Sunday, June 7, 2009

Secured loans Vs. Unsecured loans

By Rhonda Brown

One of the important characteristics of human beings is their survival instinct. We face many problems day in and day out, but we have the ability to see opportunities in these problems. Problems and opportunities are two sides of the same coin. When there is an imbalance between our earnings and expenses, one of the options available to us is to go in for loans.

It is not always the people who have financial problems who go in for loans. People who want to expand their dwellings, or who want to live a sensational and adventurous life by traveling far and wide, and even those who just want to consolidate their liabilities, all look for loans.

There are two types of loans. One is secured and the other - unsecured. In a secured loan, the borrower is expected to give an asset as a collateral for the loan. The asset may be a home, a car, stocks or any other high-value item. If there is a failure in repayment of the loan, the lender has the right to sell the asset and that's how they will recover their dues.

Advantages of a secured loan are that the money lent is usually more than in the case of an unsecured loan. Also, the repayment period is longer. The lender also feels safe as the loan has the back-up of an asset. Therefore the interest rates are also comparatively cheaper. Even if the borrower has a weak credit history, a secured loan may be considered since it has the back-up of an asset.

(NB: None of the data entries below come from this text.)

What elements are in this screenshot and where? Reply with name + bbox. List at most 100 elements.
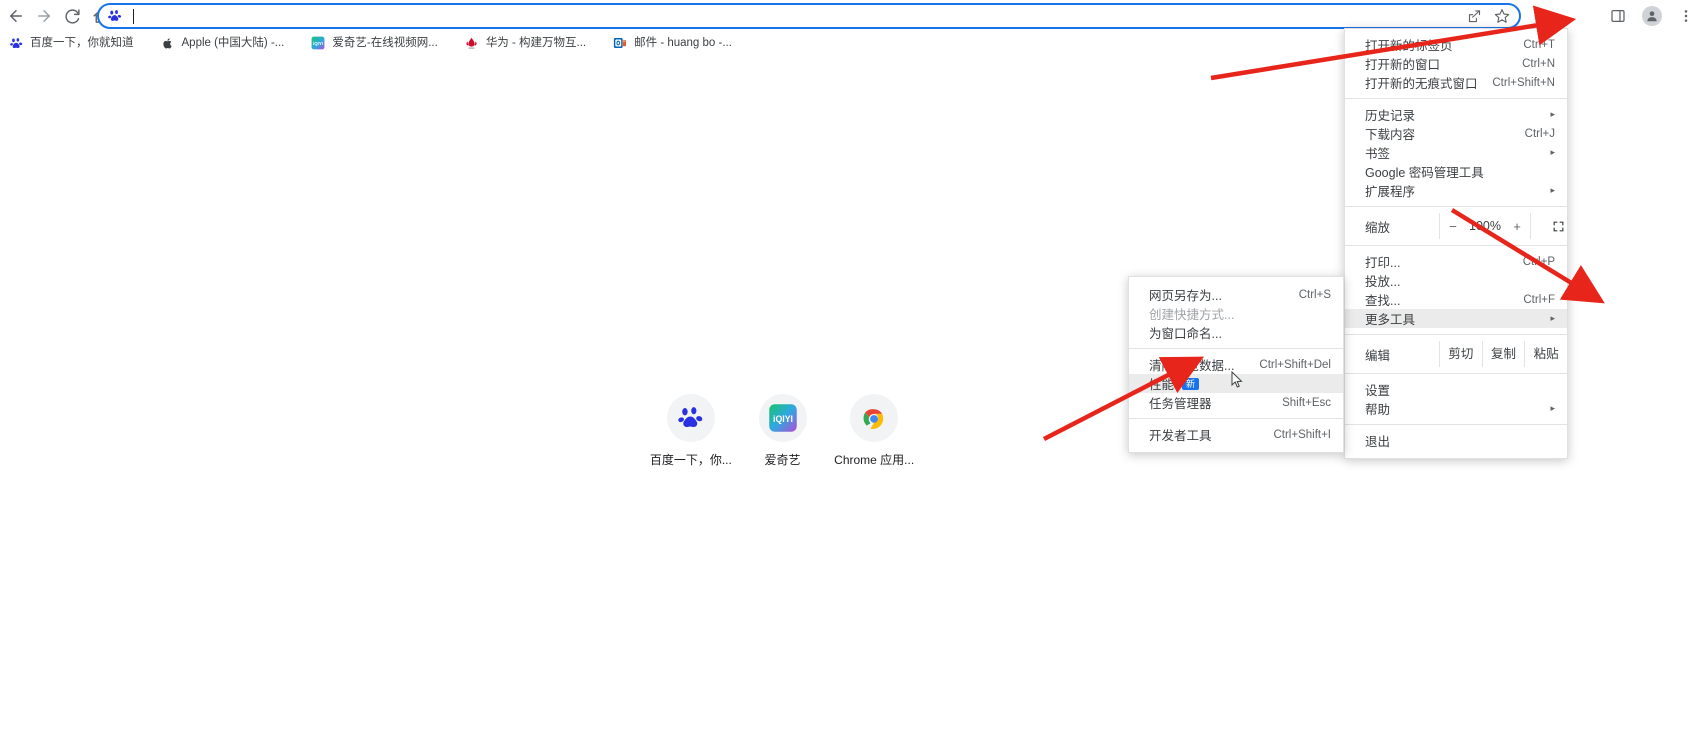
bookmark-item[interactable]: 百度一下，你就知道 — [2, 33, 140, 53]
menu-item-label: 打开新的无痕式窗口 — [1365, 77, 1478, 91]
menu-item-accel: Ctrl+Shift+Del — [1259, 358, 1331, 371]
menu-item-accel: Ctrl+S — [1298, 288, 1331, 301]
menu-separator — [1345, 98, 1567, 99]
menu-item-history[interactable]: 历史记录 ▸ — [1345, 105, 1567, 124]
menu-item-accel: Ctrl+F — [1523, 293, 1555, 306]
submenu-item-task-manager[interactable]: 任务管理器 Shift+Esc — [1129, 393, 1343, 412]
chevron-right-icon: ▸ — [1550, 147, 1555, 157]
zoom-percent: 100% — [1469, 219, 1501, 233]
zoom-in-button[interactable]: + — [1504, 219, 1530, 234]
shortcut-label: 百度一下，你... — [649, 453, 732, 467]
paste-button[interactable]: 粘贴 — [1524, 341, 1567, 367]
menu-separator — [1345, 206, 1567, 207]
bookmark-label: 爱奇艺-在线视频网... — [332, 37, 438, 49]
menu-edit-row: 编辑 剪切 复制 粘贴 — [1345, 341, 1567, 367]
iqiyi-favicon: iQIYI — [310, 35, 326, 51]
more-tools-submenu: 网页另存为... Ctrl+S 创建快捷方式... 为窗口命名... 清除浏览数… — [1128, 276, 1344, 453]
bookmark-item[interactable]: 邮件 - huang bo -... — [606, 33, 738, 53]
bookmark-item[interactable]: Apple (中国大陆) -... — [154, 33, 291, 53]
menu-item-help[interactable]: 帮助 ▸ — [1345, 399, 1567, 418]
chevron-right-icon: ▸ — [1550, 109, 1555, 119]
shortcut-tile[interactable]: 百度一下，你... — [645, 394, 737, 468]
submenu-item-name-window[interactable]: 为窗口命名... — [1129, 323, 1343, 342]
menu-item-label: Google 密码管理工具 — [1365, 166, 1484, 180]
svg-text:iQIYI: iQIYI — [313, 41, 323, 46]
menu-separator — [1129, 348, 1343, 349]
bookmark-label: Apple (中国大陆) -... — [181, 37, 285, 49]
menu-item-label: 性能 — [1149, 378, 1175, 392]
fullscreen-icon[interactable] — [1530, 213, 1585, 239]
menu-item-label: 打开新的窗口 — [1365, 58, 1441, 72]
svg-text:iQIYI: iQIYI — [773, 414, 793, 424]
menu-item-accel: Ctrl+Shift+N — [1492, 76, 1555, 89]
cut-button[interactable]: 剪切 — [1439, 341, 1482, 367]
menu-zoom-row: 缩放 − 100% + — [1345, 213, 1567, 239]
menu-item-exit[interactable]: 退出 — [1345, 431, 1567, 450]
avatar — [1642, 6, 1662, 26]
submenu-item-developer-tools[interactable]: 开发者工具 Ctrl+Shift+I — [1129, 425, 1343, 444]
reload-button[interactable] — [58, 2, 86, 30]
menu-item-cast[interactable]: 投放... — [1345, 271, 1567, 290]
address-bar[interactable] — [97, 3, 1521, 29]
menu-item-new-incognito-window[interactable]: 打开新的无痕式窗口 Ctrl+Shift+N — [1345, 73, 1567, 92]
iqiyi-tile-icon: iQIYI — [758, 394, 807, 442]
menu-item-label: 网页另存为... — [1149, 289, 1222, 303]
menu-item-new-tab[interactable]: 打开新的标签页 Ctrl+T — [1345, 35, 1567, 54]
star-icon[interactable] — [1491, 5, 1513, 27]
shortcut-label: Chrome 应用... — [834, 453, 915, 467]
shortcut-tiles: 百度一下，你... iQIYI 爱奇艺 Chrome 应用... — [645, 394, 920, 468]
menu-item-settings[interactable]: 设置 — [1345, 380, 1567, 399]
bookmark-item[interactable]: iQIYI 爱奇艺-在线视频网... — [304, 33, 443, 53]
bookmark-item[interactable]: 华为 - 构建万物互... — [458, 33, 592, 53]
menu-item-label: 历史记录 — [1365, 109, 1416, 123]
menu-item-extensions[interactable]: 扩展程序 ▸ — [1345, 181, 1567, 200]
chrome-main-menu: 打开新的标签页 Ctrl+T 打开新的窗口 Ctrl+N 打开新的无痕式窗口 C… — [1344, 28, 1568, 459]
chevron-right-icon: ▸ — [1550, 313, 1555, 323]
menu-item-label: 退出 — [1365, 435, 1391, 449]
menu-item-label: 清除浏览数据... — [1149, 359, 1235, 373]
menu-item-label: 下载内容 — [1365, 128, 1416, 142]
menu-item-label: 为窗口命名... — [1149, 327, 1222, 341]
outlook-favicon — [612, 35, 628, 51]
menu-separator — [1129, 418, 1343, 419]
menu-item-label: 帮助 — [1365, 403, 1391, 417]
three-dot-menu-icon[interactable] — [1672, 2, 1700, 30]
menu-item-accel: Ctrl+J — [1524, 127, 1555, 140]
submenu-item-create-shortcut: 创建快捷方式... — [1129, 304, 1343, 323]
menu-item-label: 书签 — [1365, 147, 1391, 161]
menu-item-new-window[interactable]: 打开新的窗口 Ctrl+N — [1345, 54, 1567, 73]
share-icon[interactable] — [1463, 5, 1485, 27]
submenu-item-clear-browsing-data[interactable]: 清除浏览数据... Ctrl+Shift+Del — [1129, 355, 1343, 374]
submenu-item-performance[interactable]: 性能 新 — [1129, 374, 1343, 393]
back-button[interactable] — [2, 2, 30, 30]
menu-item-bookmarks[interactable]: 书签 ▸ — [1345, 143, 1567, 162]
toolbar-right-group — [1601, 2, 1703, 30]
menu-item-label: 打印... — [1365, 256, 1401, 270]
menu-item-label: 扩展程序 — [1365, 185, 1416, 199]
menu-item-label: 设置 — [1365, 384, 1391, 398]
menu-item-accel: Shift+Esc — [1282, 396, 1331, 409]
shortcut-tile[interactable]: iQIYI 爱奇艺 — [737, 394, 829, 468]
bookmark-label: 华为 - 构建万物互... — [485, 37, 587, 49]
menu-item-downloads[interactable]: 下载内容 Ctrl+J — [1345, 124, 1567, 143]
copy-button[interactable]: 复制 — [1481, 341, 1525, 367]
shortcut-tile[interactable]: Chrome 应用... — [828, 394, 920, 468]
zoom-label: 缩放 — [1365, 220, 1391, 235]
menu-item-print[interactable]: 打印... Ctrl+P — [1345, 252, 1567, 271]
huawei-favicon — [464, 35, 480, 51]
side-panel-icon[interactable] — [1604, 2, 1632, 30]
baidu-favicon — [8, 35, 24, 51]
profile-avatar-icon[interactable] — [1638, 2, 1666, 30]
baidu-tile-icon — [666, 394, 715, 442]
menu-item-find[interactable]: 查找... Ctrl+F — [1345, 290, 1567, 309]
menu-item-label: 创建快捷方式... — [1149, 308, 1235, 322]
baidu-favicon — [107, 8, 123, 24]
menu-item-accel: Ctrl+Shift+I — [1273, 428, 1331, 441]
forward-button[interactable] — [30, 2, 58, 30]
menu-item-password-manager[interactable]: Google 密码管理工具 — [1345, 162, 1567, 181]
menu-item-more-tools[interactable]: 更多工具 ▸ — [1345, 309, 1567, 328]
chevron-right-icon: ▸ — [1550, 185, 1555, 195]
zoom-controls: − 100% + — [1439, 213, 1530, 239]
zoom-out-button[interactable]: − — [1440, 219, 1466, 234]
submenu-item-save-page-as[interactable]: 网页另存为... Ctrl+S — [1129, 285, 1343, 304]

In the case of an unsecured loan, the lender does not insist on any asset to back up the loan. He or she considers the track-record of the borrower and assess his credit-worthiness. Based on this assessment, the amount of the loan and the rates of interest are determined. But the lender will always have a recovery plan to recover the loan in case of default by the borrower. This recovery plan could be asking for a guarantor to sign the required documents to the effect that in case of defaults by the borrower, the guarantor is liable to repay the loan. In the case of an unsecured loan - the amount lent is also much less than in the case of a secured loan, and the repayment period will also be shorter.

The borrower need not possess any asset for taking the loan in the case of an unsecured loan. Hence there is no fear of losing any asset in case he or she fails to repay, though they may face a civil suit for this failure. They can plan their income and expenses in such a manner so that they pay back the loan smoothly because of the short duration of repayment in the case of an unsecured loan.

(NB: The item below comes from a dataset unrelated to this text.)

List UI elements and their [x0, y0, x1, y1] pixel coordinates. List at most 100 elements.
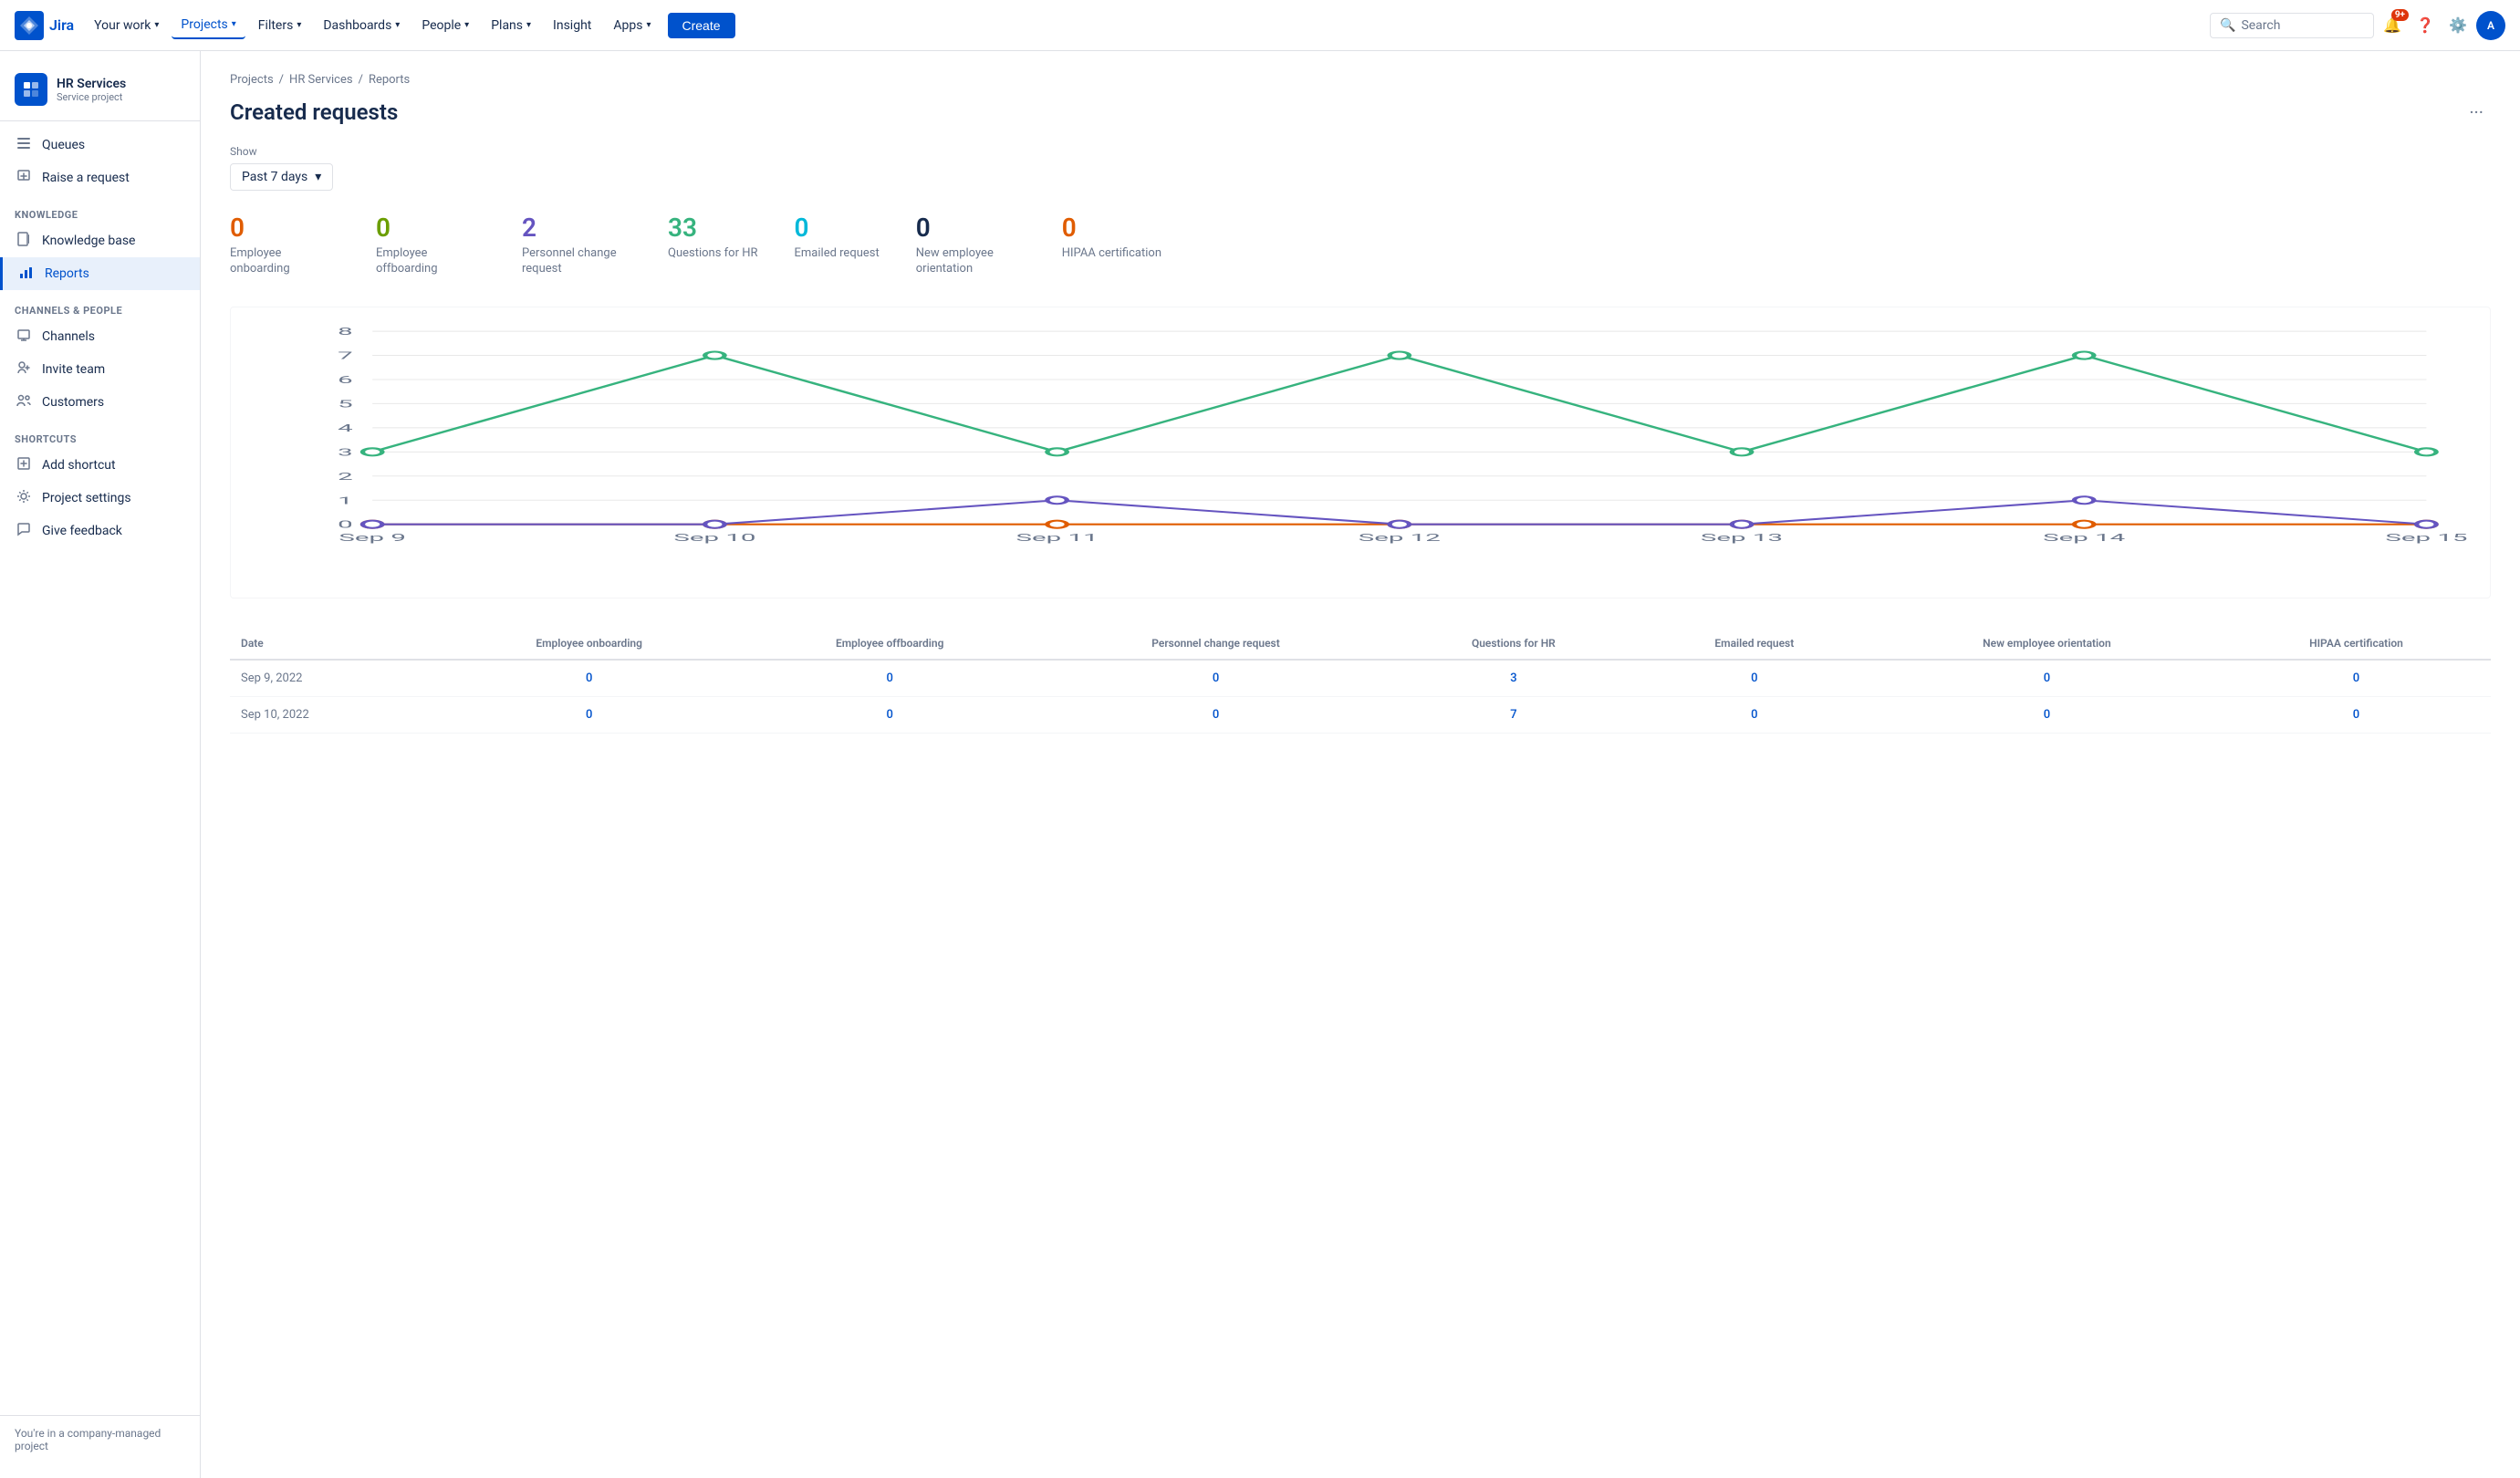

Starting a business or business expansion may also be a reason for a person to borrow. But borrowers should keep in mind that raising a loan should only be for a temporary period. They should not become habitual borrowers because it become a vicious circle if they get entangled in borrowing.

Usually lenders are very strict and they will be obstinate in insisting on timely repayments. Hence, one should think of loans only as the last alternative. If such a situation arises, there should be concrete plans for repaying the loan on time.